Notes Flashcards
Remember and understand concepts, and know how to solve problems
One of the most useful and commonly used graphical representations of data is
A histogram.
What does a histogram display?
Frequency, or number, of data points (often called observations) that fall within specified bins.
What are the advantages of histograms?
Allow us to quickly discern trends or patterns in a data set and are easy to construct using programs such as Excel
Key concepts of a histogram
On the horizontal axis, are a series of single values, each of which represents a bin, or range of possible values.
On the vertical axis, is the frequency of the observations in each bin.
By convention, Excel includes in the range the number represented by the bin label. For example, bin 1 includes all countries with oil consumption less than or equal to 1 million barrels per day (x<=1); bin 2 includes all countries with oil consumption greater than 1 but less than or equal to 2 million barrels per day (1
What impact do the bins have on that a histogram reveals about the underlying data?
Using larger bins simplifies our graph, but provides less detail about the distribution. Large bins can prevent us from seeing interesting trends in the data.
Very small bins can create graphs that show such low frequencies that it can also be difficult to discern patterns.
What does it mean that the histogram is skewed?
It means that the histogram has a tail that extends out to one side. The tail is the part of a graph that appears long or “flattens”, and has bins with lower frequencies.
What does skewness measure?
The degree of asymmetry of a distribution.
Definition of “right-tailed” and “left-tailed”
If the right tail is longer, we say the distribution is skewed to the right or “right-tailed.”

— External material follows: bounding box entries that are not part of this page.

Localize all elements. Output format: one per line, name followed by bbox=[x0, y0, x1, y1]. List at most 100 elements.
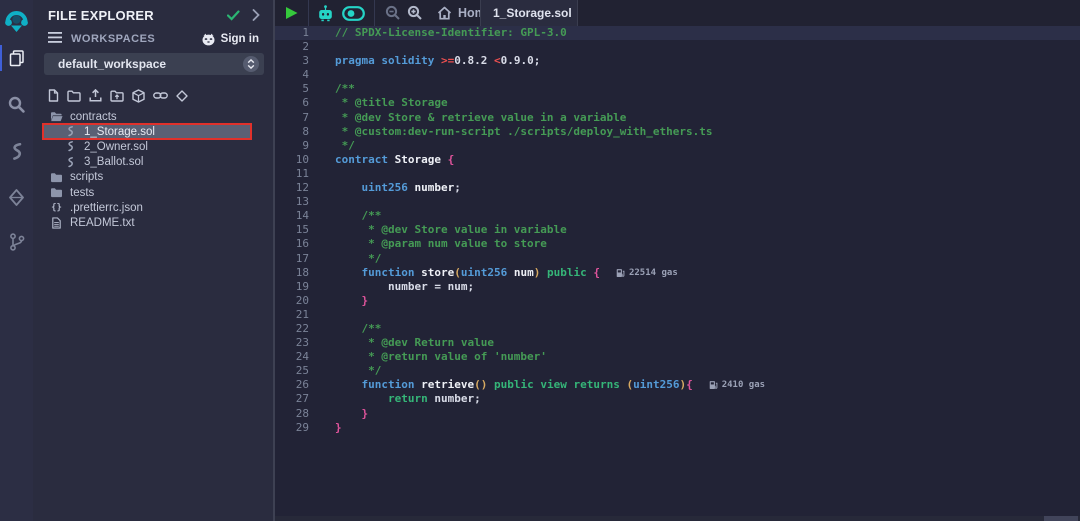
code-line-19[interactable]: 19 number = num; bbox=[275, 280, 1080, 294]
workspace-dropdown[interactable]: default_workspace bbox=[44, 53, 264, 75]
line-number: 22 bbox=[275, 322, 309, 336]
new-folder-icon[interactable] bbox=[67, 90, 81, 102]
code-text: * @dev Store value in variable bbox=[335, 223, 567, 237]
chevron-right-icon[interactable] bbox=[252, 9, 260, 21]
git-icon[interactable] bbox=[0, 225, 33, 258]
line-number: 20 bbox=[275, 294, 309, 308]
code-line-22[interactable]: 22 /** bbox=[275, 322, 1080, 336]
code-line-16[interactable]: 16 * @param num value to store bbox=[275, 237, 1080, 251]
workspace-dropdown-value: default_workspace bbox=[58, 57, 243, 71]
code-text: /** bbox=[335, 322, 381, 336]
code-line-3[interactable]: 3pragma solidity >=0.8.2 <0.9.0; bbox=[275, 54, 1080, 68]
ipfs-box-icon[interactable] bbox=[132, 89, 145, 103]
code-line-25[interactable]: 25 */ bbox=[275, 364, 1080, 378]
file-explorer-icon[interactable] bbox=[0, 41, 33, 74]
gist-icon[interactable] bbox=[176, 90, 188, 102]
zoom-out-icon[interactable] bbox=[385, 5, 401, 21]
copilot-toggle-icon[interactable] bbox=[342, 6, 365, 21]
ai-copilot-robot-icon[interactable] bbox=[316, 5, 335, 22]
gas-estimate-badge: 2410 gas bbox=[709, 378, 765, 392]
upload-file-icon[interactable] bbox=[89, 89, 102, 102]
tree-item-1_Storage.sol[interactable]: 1_Storage.sol bbox=[33, 124, 273, 139]
code-text: function retrieve() public view returns … bbox=[335, 378, 693, 392]
code-editor[interactable]: 1 // SPDX-License-Identifier: GPL-3.023pr… bbox=[275, 26, 1080, 521]
horizontal-scrollbar[interactable] bbox=[275, 516, 1080, 521]
file-text-icon bbox=[50, 217, 63, 229]
code-line-9[interactable]: 9 */ bbox=[275, 139, 1080, 153]
code-line-14[interactable]: 14 /** bbox=[275, 209, 1080, 223]
code-line-18[interactable]: 18 function store(uint256 num) public {2… bbox=[275, 266, 1080, 280]
code-text: * @param num value to store bbox=[335, 237, 547, 251]
tree-item-label: .prettierrc.json bbox=[70, 202, 143, 214]
code-text: */ bbox=[335, 252, 381, 266]
code-line-5[interactable]: 5/** bbox=[275, 82, 1080, 96]
tab-1_Storage.sol[interactable]: 1_Storage.sol bbox=[480, 0, 578, 26]
code-line-8[interactable]: 8 * @custom:dev-run-script ./scripts/dep… bbox=[275, 125, 1080, 139]
deploy-run-icon[interactable] bbox=[0, 181, 33, 214]
code-line-10[interactable]: 10contract Storage { bbox=[275, 153, 1080, 167]
code-lines: 1 // SPDX-License-Identifier: GPL-3.023pr… bbox=[275, 26, 1080, 435]
tree-item-3_Ballot.sol[interactable]: 3_Ballot.sol bbox=[33, 155, 273, 170]
line-number: 7 bbox=[275, 111, 309, 125]
editor-tab-bar: Home 1_Storage.sol bbox=[275, 0, 1080, 26]
code-line-27[interactable]: 27 return number; bbox=[275, 392, 1080, 406]
file-explorer-panel: FILE EXPLORER WORKSPACES Sign in default… bbox=[33, 0, 273, 521]
tree-item-contracts[interactable]: contracts bbox=[33, 109, 273, 124]
code-line-12[interactable]: 12 uint256 number; bbox=[275, 181, 1080, 195]
code-line-11[interactable]: 11 bbox=[275, 167, 1080, 181]
code-line-4[interactable]: 4 bbox=[275, 68, 1080, 82]
line-number: 8 bbox=[275, 125, 309, 139]
code-line-13[interactable]: 13 bbox=[275, 195, 1080, 209]
checkmark-icon[interactable] bbox=[227, 10, 240, 21]
tree-item-2_Owner.sol[interactable]: 2_Owner.sol bbox=[33, 139, 273, 154]
line-number: 19 bbox=[275, 280, 309, 294]
code-text: * @return value of 'number' bbox=[335, 350, 547, 364]
zoom-in-icon[interactable] bbox=[407, 5, 423, 21]
code-line-17[interactable]: 17 */ bbox=[275, 252, 1080, 266]
code-line-21[interactable]: 21 bbox=[275, 308, 1080, 322]
folder-icon bbox=[50, 172, 63, 183]
link-icon[interactable] bbox=[153, 89, 168, 102]
code-text: // SPDX-License-Identifier: GPL-3.0 bbox=[335, 26, 567, 40]
code-text: number = num; bbox=[335, 280, 474, 294]
remix-logo[interactable] bbox=[0, 3, 33, 41]
code-line-20[interactable]: 20 } bbox=[275, 294, 1080, 308]
code-line-26[interactable]: 26 function retrieve() public view retur… bbox=[275, 378, 1080, 392]
tree-item-README.txt[interactable]: README.txt bbox=[33, 215, 273, 230]
workspace-dropdown-toggle-icon[interactable] bbox=[243, 56, 259, 72]
code-line-23[interactable]: 23 * @dev Return value bbox=[275, 336, 1080, 350]
line-number: 24 bbox=[275, 350, 309, 364]
code-text: * @dev Store & retrieve value in a varia… bbox=[335, 111, 626, 125]
code-text: uint256 number; bbox=[335, 181, 461, 195]
solidity-file-icon bbox=[64, 157, 77, 168]
code-text: } bbox=[335, 421, 342, 435]
code-line-24[interactable]: 24 * @return value of 'number' bbox=[275, 350, 1080, 364]
line-number: 1 bbox=[275, 26, 309, 40]
tree-item-label: scripts bbox=[70, 171, 103, 183]
code-text: */ bbox=[335, 364, 381, 378]
search-icon[interactable] bbox=[0, 88, 33, 121]
code-line-29[interactable]: 29} bbox=[275, 421, 1080, 435]
hamburger-menu-icon[interactable] bbox=[48, 32, 62, 46]
line-number: 4 bbox=[275, 68, 309, 82]
line-number: 15 bbox=[275, 223, 309, 237]
code-line-1[interactable]: 1 // SPDX-License-Identifier: GPL-3.0 bbox=[275, 26, 1080, 40]
tree-item-.prettierrc.json[interactable]: {}.prettierrc.json bbox=[33, 200, 273, 215]
code-line-6[interactable]: 6 * @title Storage bbox=[275, 96, 1080, 110]
line-number: 17 bbox=[275, 252, 309, 266]
code-line-15[interactable]: 15 * @dev Store value in variable bbox=[275, 223, 1080, 237]
run-script-button[interactable] bbox=[284, 6, 299, 20]
scrollbar-thumb[interactable] bbox=[1044, 516, 1078, 521]
code-line-2[interactable]: 2 bbox=[275, 40, 1080, 54]
tree-item-scripts[interactable]: scripts bbox=[33, 170, 273, 185]
code-text: /** bbox=[335, 209, 381, 223]
line-number: 12 bbox=[275, 181, 309, 195]
sign-in-button[interactable]: Sign in bbox=[201, 33, 259, 46]
new-file-icon[interactable] bbox=[48, 89, 59, 102]
solidity-compiler-icon[interactable] bbox=[0, 135, 33, 168]
tree-item-tests[interactable]: tests bbox=[33, 185, 273, 200]
code-line-7[interactable]: 7 * @dev Store & retrieve value in a var… bbox=[275, 111, 1080, 125]
code-line-28[interactable]: 28 } bbox=[275, 407, 1080, 421]
upload-folder-icon[interactable] bbox=[110, 90, 124, 102]
line-number: 6 bbox=[275, 96, 309, 110]
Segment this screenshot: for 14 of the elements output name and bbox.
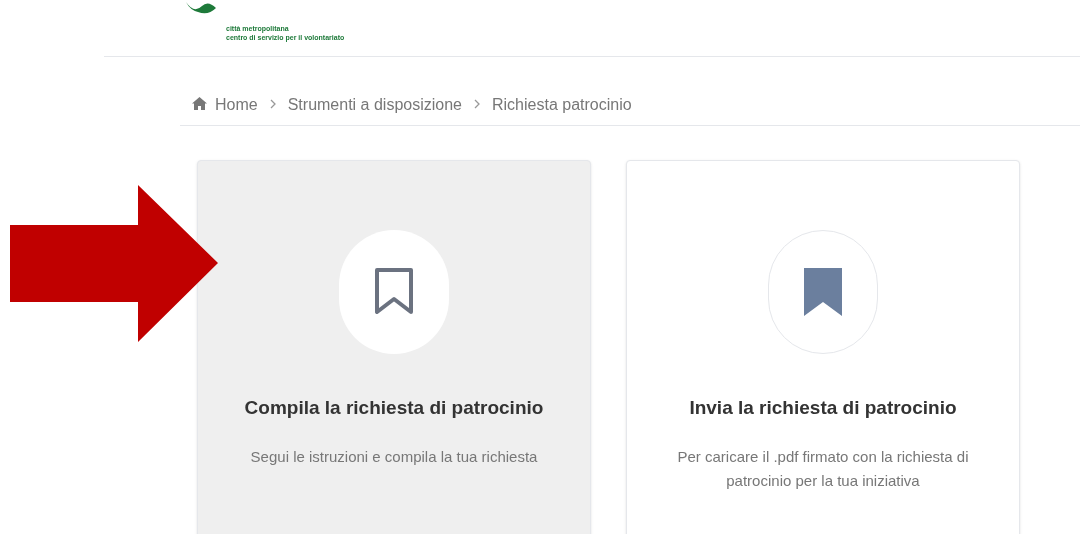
arrow-icon bbox=[10, 185, 218, 342]
chevron-icon bbox=[269, 99, 276, 109]
option-card[interactable]: Compila la richiesta di patrocinio Segui le istruzioni e compila la tua richiesta bbox=[197, 160, 591, 534]
card-title: Invia la richiesta di patrocinio bbox=[689, 396, 957, 420]
home-icon bbox=[192, 97, 207, 110]
card-description: Per caricare il .pdf firmato con la richiesta di patrocinio per la tua iniziativa bbox=[676, 446, 970, 491]
bookmark-icon bbox=[802, 266, 844, 318]
breadcrumb-link[interactable]: Home bbox=[215, 93, 258, 117]
card-title: Compila la richiesta di patrocinio bbox=[244, 396, 544, 420]
card-description: Segui le istruzioni e compila la tua richiesta bbox=[249, 446, 539, 467]
option-card[interactable]: Invia la richiesta di patrocinio Per caricare il .pdf firmato con la richiesta di patrocinio per la tua iniziativa bbox=[626, 160, 1020, 534]
breadcrumb-link[interactable]: Strumenti a disposizione bbox=[287, 93, 462, 117]
breadcrumb-link[interactable]: Richiesta patrocinio bbox=[492, 93, 632, 117]
chevron-icon bbox=[474, 99, 480, 109]
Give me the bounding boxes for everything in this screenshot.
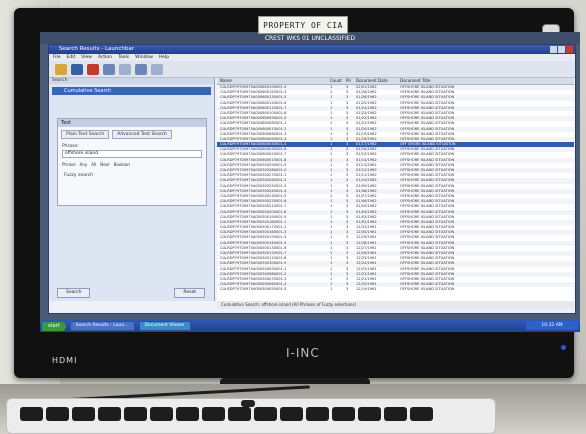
- key: [254, 407, 277, 421]
- keyboard: [6, 398, 496, 434]
- table-row[interactable]: CIA-RDP79T00975A000500050001-5 1 3 12/19/19…: [217, 287, 574, 292]
- menu-bar: File Edit View Action Tools Window Help: [49, 54, 575, 61]
- photo-scene: CREST WKS 01 UNCLASSIFIED Search Results…: [0, 0, 586, 434]
- taskbar-item-search-results[interactable]: Search Results - Laun...: [69, 321, 135, 331]
- property-sticker: PROPERTY OF CIA: [258, 16, 348, 34]
- match-options: Phrase Any All Near Boolean: [58, 159, 206, 170]
- cell-name: CIA-RDP79T00975A000500050001-5: [220, 287, 287, 292]
- status-bar: Cumulative Search: offshore island (All …: [217, 301, 574, 309]
- monitor: CREST WKS 01 UNCLASSIFIED Search Results…: [14, 8, 580, 378]
- search-button[interactable]: Search: [57, 288, 91, 298]
- delete-icon[interactable]: [87, 63, 99, 75]
- key: [384, 407, 407, 421]
- cell-pri: 3: [346, 287, 349, 292]
- window-controls: [550, 46, 573, 53]
- key: [306, 407, 329, 421]
- copy-icon[interactable]: [103, 63, 115, 75]
- phrase-input[interactable]: offshore island: [62, 150, 202, 158]
- cell-count: 1: [330, 287, 333, 292]
- close-button[interactable]: [566, 46, 573, 53]
- function-keys: [20, 407, 433, 421]
- maximize-button[interactable]: [558, 46, 565, 53]
- monitor-brand: I-INC: [286, 346, 320, 360]
- cell-title: OFFSHORE ISLAND SITUATION: [400, 287, 455, 292]
- key: [332, 407, 355, 421]
- key: [202, 407, 225, 421]
- taskbar: start Search Results - Laun... Document …: [40, 320, 580, 332]
- text-pane-title: Text: [58, 119, 206, 127]
- window-titlebar[interactable]: Search Results - Launchbar: [49, 45, 575, 54]
- menu-action[interactable]: Action: [98, 54, 112, 61]
- menu-edit[interactable]: Edit: [67, 54, 76, 61]
- key: [150, 407, 173, 421]
- key: [20, 407, 43, 421]
- search-panel: Search Cumulative Search Text Plain Text…: [49, 78, 215, 301]
- menu-tools[interactable]: Tools: [118, 54, 129, 61]
- fuzzy-search-checkbox[interactable]: Fuzzy search: [58, 173, 206, 178]
- start-button[interactable]: start: [42, 321, 66, 331]
- menu-view[interactable]: View: [81, 54, 92, 61]
- menu-file[interactable]: File: [53, 54, 61, 61]
- app-window: Search Results - Launchbar File Edit Vie…: [48, 44, 576, 314]
- key: [410, 407, 433, 421]
- menu-help[interactable]: Help: [159, 54, 169, 61]
- radio-boolean[interactable]: Boolean: [114, 162, 130, 167]
- key: [176, 407, 199, 421]
- column-document-date[interactable]: Document Date: [356, 78, 400, 84]
- key: [72, 407, 95, 421]
- column-count[interactable]: Count: [330, 78, 346, 84]
- text-pane: Text Plain Text Search Advanced Text Sea…: [57, 118, 207, 206]
- key: [358, 407, 381, 421]
- reset-button[interactable]: Reset: [174, 288, 205, 298]
- hdmi-label: HDMI: [52, 356, 78, 365]
- window-title: Search Results - Launchbar: [59, 46, 135, 52]
- radio-any[interactable]: Any: [80, 162, 88, 167]
- key: [46, 407, 69, 421]
- column-name[interactable]: Name: [217, 78, 330, 84]
- power-led-icon: [561, 345, 566, 350]
- cell-date: 12/19/1961: [356, 287, 377, 292]
- paste-icon[interactable]: [119, 63, 131, 75]
- column-document-title[interactable]: Document Title: [400, 78, 574, 84]
- search-icon[interactable]: [71, 63, 83, 75]
- results-header: Name Count Pri Document Date Document Ti…: [217, 78, 574, 85]
- key: [124, 407, 147, 421]
- system-tray-clock: 10:32 AM: [526, 321, 578, 330]
- minimize-button[interactable]: [550, 46, 557, 53]
- screen: CREST WKS 01 UNCLASSIFIED Search Results…: [40, 32, 580, 332]
- search-tabs: Plain Text Search Advanced Text Search: [58, 127, 206, 142]
- print-icon[interactable]: [135, 63, 147, 75]
- radio-near[interactable]: Near: [100, 162, 110, 167]
- hp-logo-icon: [241, 400, 255, 407]
- column-pri[interactable]: Pri: [346, 78, 356, 84]
- key: [228, 407, 251, 421]
- taskbar-item-document-viewer[interactable]: Document Viewer: [138, 321, 191, 331]
- search-actions: Search Reset: [57, 288, 205, 298]
- phrase-label: Phrase:: [62, 144, 79, 149]
- key: [280, 407, 303, 421]
- cumulative-search-bar[interactable]: Cumulative Search: [52, 87, 211, 95]
- key: [98, 407, 121, 421]
- menu-window[interactable]: Window: [135, 54, 153, 61]
- toolbar: [49, 61, 575, 78]
- folder-icon[interactable]: [55, 63, 67, 75]
- export-icon[interactable]: [151, 63, 163, 75]
- radio-phrase[interactable]: Phrase: [62, 162, 76, 167]
- tab-advanced-text-search[interactable]: Advanced Text Search: [112, 130, 172, 139]
- results-rows: CIA-RDP79T00975A000600190001-9 1 3 02/01/19…: [217, 85, 574, 293]
- search-panel-header: Search: [49, 78, 214, 84]
- results-table: Name Count Pri Document Date Document Ti…: [217, 78, 574, 301]
- radio-all[interactable]: All: [91, 162, 96, 167]
- tab-plain-text-search[interactable]: Plain Text Search: [61, 130, 110, 139]
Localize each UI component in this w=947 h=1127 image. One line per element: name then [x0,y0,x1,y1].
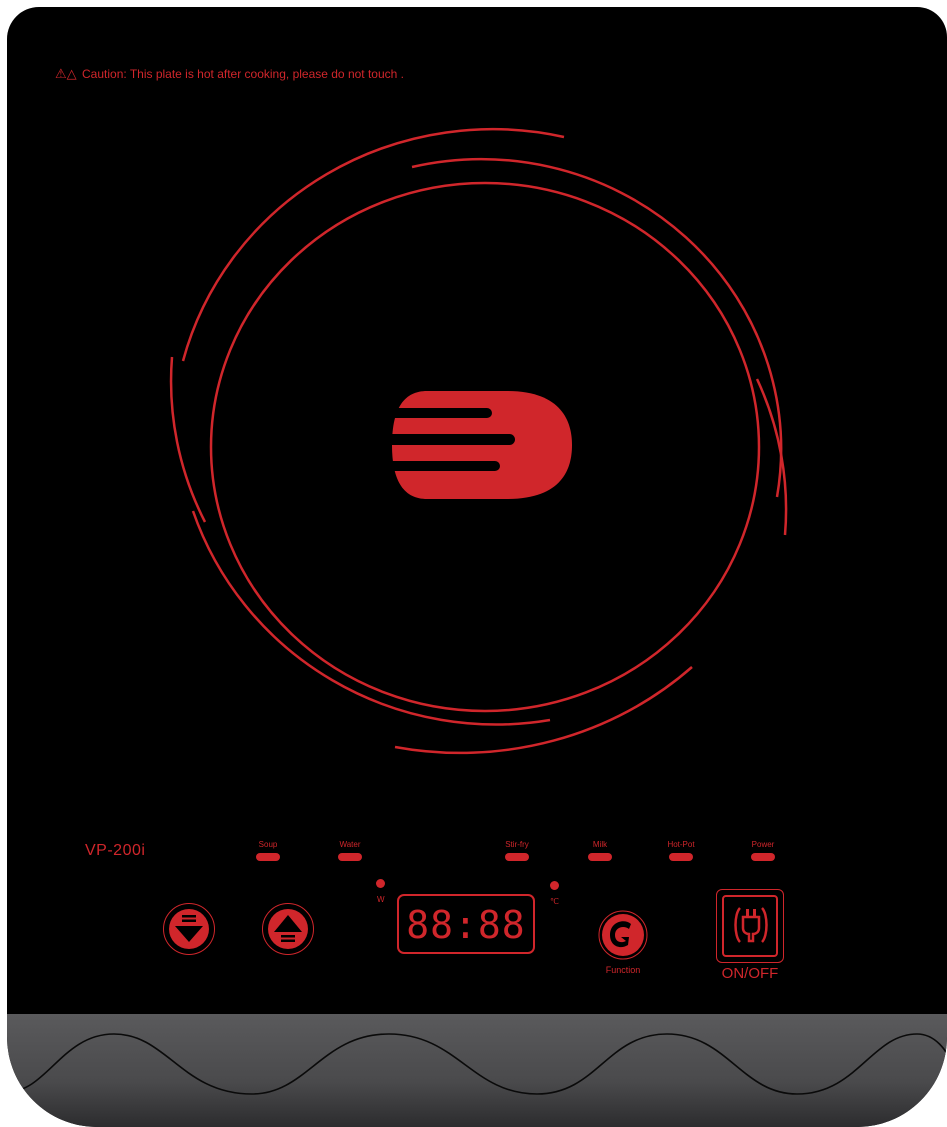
mode-label: Hot-Pot [667,840,695,849]
down-button[interactable] [163,903,215,955]
mode-label: Power [751,840,775,849]
mode-indicator-led [751,853,775,861]
mode-milk[interactable]: Milk [570,839,630,861]
mode-indicator-led [669,853,693,861]
induction-cooktop-panel: ⚠△ Caution: This plate is hot after cook… [7,7,947,1127]
mode-soup[interactable]: Soup [238,839,298,861]
up-button[interactable] [262,903,314,955]
watt-indicator-led [376,879,385,888]
mode-power[interactable]: Power [733,839,793,861]
display-readout: 88:88 [406,903,526,947]
arrow-down-icon [169,909,209,949]
mode-indicator-led [256,853,280,861]
heat-ring-arc-left [169,356,207,523]
watt-unit-label: W [377,895,385,904]
mode-hot-pot[interactable]: Hot-Pot [651,839,711,861]
led-display: 88:88 [397,894,535,954]
mode-label: Water [339,840,361,849]
model-name: VP-200i [85,842,146,859]
wave-pattern [7,1033,947,1095]
celsius-indicator-led [550,881,559,890]
function-button[interactable] [598,910,648,965]
power-label: ON/OFF [721,965,779,982]
heat-ring-arc-bottom-outer [394,666,693,755]
function-g-icon [598,910,648,960]
celsius-unit-label: ℃ [550,897,559,906]
mode-indicator-led [338,853,362,861]
mode-indicator-led [505,853,529,861]
bottom-trim [7,1014,947,1127]
mode-water[interactable]: Water [320,839,380,861]
wave-line [7,1033,947,1095]
heat-ring-arc-right [755,378,788,536]
mode-label: Milk [592,840,608,849]
function-label: Function [605,965,641,975]
mode-label: Stir-fry [505,840,529,849]
mode-stir-fry[interactable]: Stir-fry [487,839,547,861]
power-plug-icon [734,907,768,943]
heat-ring-arc-bottom [191,510,551,726]
arrow-up-icon [268,909,308,949]
mode-indicator-led [588,853,612,861]
cooking-zone-graphic [169,127,788,755]
mode-label: Soup [258,840,278,849]
power-button[interactable] [716,889,784,963]
brand-logo-icon [387,391,572,499]
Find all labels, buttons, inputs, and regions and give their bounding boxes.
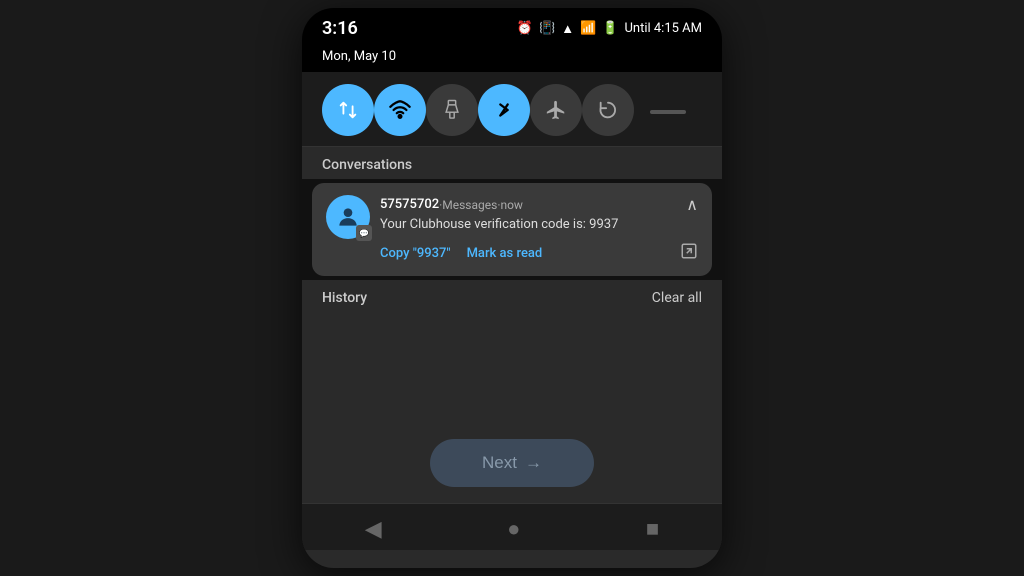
notification-card[interactable]: 💬 57575702 · Messages · now ∧ Your Clubh… (312, 183, 712, 276)
collapse-icon[interactable]: ∧ (686, 195, 698, 214)
battery-icon: 🔋 (602, 21, 618, 36)
notif-title-row: 57575702 · Messages · now ∧ (380, 195, 698, 214)
avatar-badge: 💬 (356, 225, 372, 241)
nav-back[interactable]: ◀ (349, 513, 398, 546)
phone-frame: 3:16 ⏰ 📳 ▲ 📶 🔋 Until 4:15 AM Mon, May 10 (302, 8, 722, 568)
bottom-area: Next → ◀ ● ■ (302, 316, 722, 568)
bottom-nav: ◀ ● ■ (302, 503, 722, 550)
notif-header: 💬 57575702 · Messages · now ∧ Your Clubh… (326, 195, 698, 264)
tile-airplane[interactable] (530, 84, 582, 136)
date-row: Mon, May 10 (302, 45, 722, 72)
tile-wifi[interactable] (374, 84, 426, 136)
clear-all-button[interactable]: Clear all (652, 290, 702, 306)
quick-tiles-row (302, 72, 722, 147)
expand-icon[interactable] (680, 242, 698, 264)
panel-handle (650, 110, 686, 114)
until-text: Until 4:15 AM (624, 21, 702, 36)
alarm-icon: ⏰ (517, 21, 533, 36)
tile-rotate[interactable] (582, 84, 634, 136)
wifi-icon: ▲ (561, 21, 574, 37)
notif-content: 57575702 · Messages · now ∧ Your Clubhou… (380, 195, 698, 264)
conversations-label: Conversations (302, 147, 722, 179)
nav-home[interactable]: ● (491, 512, 536, 546)
avatar: 💬 (326, 195, 370, 239)
vibrate-icon: 📳 (539, 21, 555, 36)
status-bar: 3:16 ⏰ 📳 ▲ 📶 🔋 Until 4:15 AM (302, 8, 722, 45)
mark-as-read-button[interactable]: Mark as read (467, 246, 543, 261)
notif-time: now (500, 198, 523, 212)
notif-body: Your Clubhouse verification code is: 993… (380, 217, 698, 232)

If the left tail is longer, we say the distribution is skewed to the left or “left-tailed.”
Definition of outlier
Data points that fall far from the rest of the data.
Or
A data point is more than a specific distance below the lower quartile or above the upper quartile of a data set.
Or
A data point is less than Q1 - 1.5(IQR) or greater than Q3 + 1.5(IQR).
Why does outlier exist?
- An unusual but valid data point
- Data entry error
- Outlier was collected in a different manner / at a different time than the rest of the data
Three approaches to deal with outliers
- Leave it as is
- Change it to a corrected value
- Remove it from the data set (very rarely)
The lower quartile
Q1, the 25th percentile–by definition, 25% of all observations fall below Q1.
The upper quartile
Q3, the 75th percentile–by definition, 75% of all observations fall below Q3.
The interquartile range (IQR)
The distance between the upper and lower quartiles.
IQR = Q3 - Q1
The appropriate range
1.5(IQR) = 1.5(Q3-Q1)
What are graphs very useful for providing insight into?
A data set’s patterns, trends and outliers.
Descriptive statistics (summary statistics)
Summary a data set numerically.
Describe the data with just one or two numbers.
Provide a quick overview of a data set without showing every data point.
“Central tendency” of a data set
An indication of where the “center” of the data set lie.
The most common measurement of central tendency
Mean
Mean (average)
The “average” of a set of numbers.
The sum of all of the data points in a set, divided by n, the number of data points.
Median
The middle value of a data set.
The same number of data points fall above and below the median.
How to find the median?
First arrange the values in order of magnitude. If the total number of data points is odd, the median is the value that lies in the middle. If the total number is even, the median is the average of the two middle values.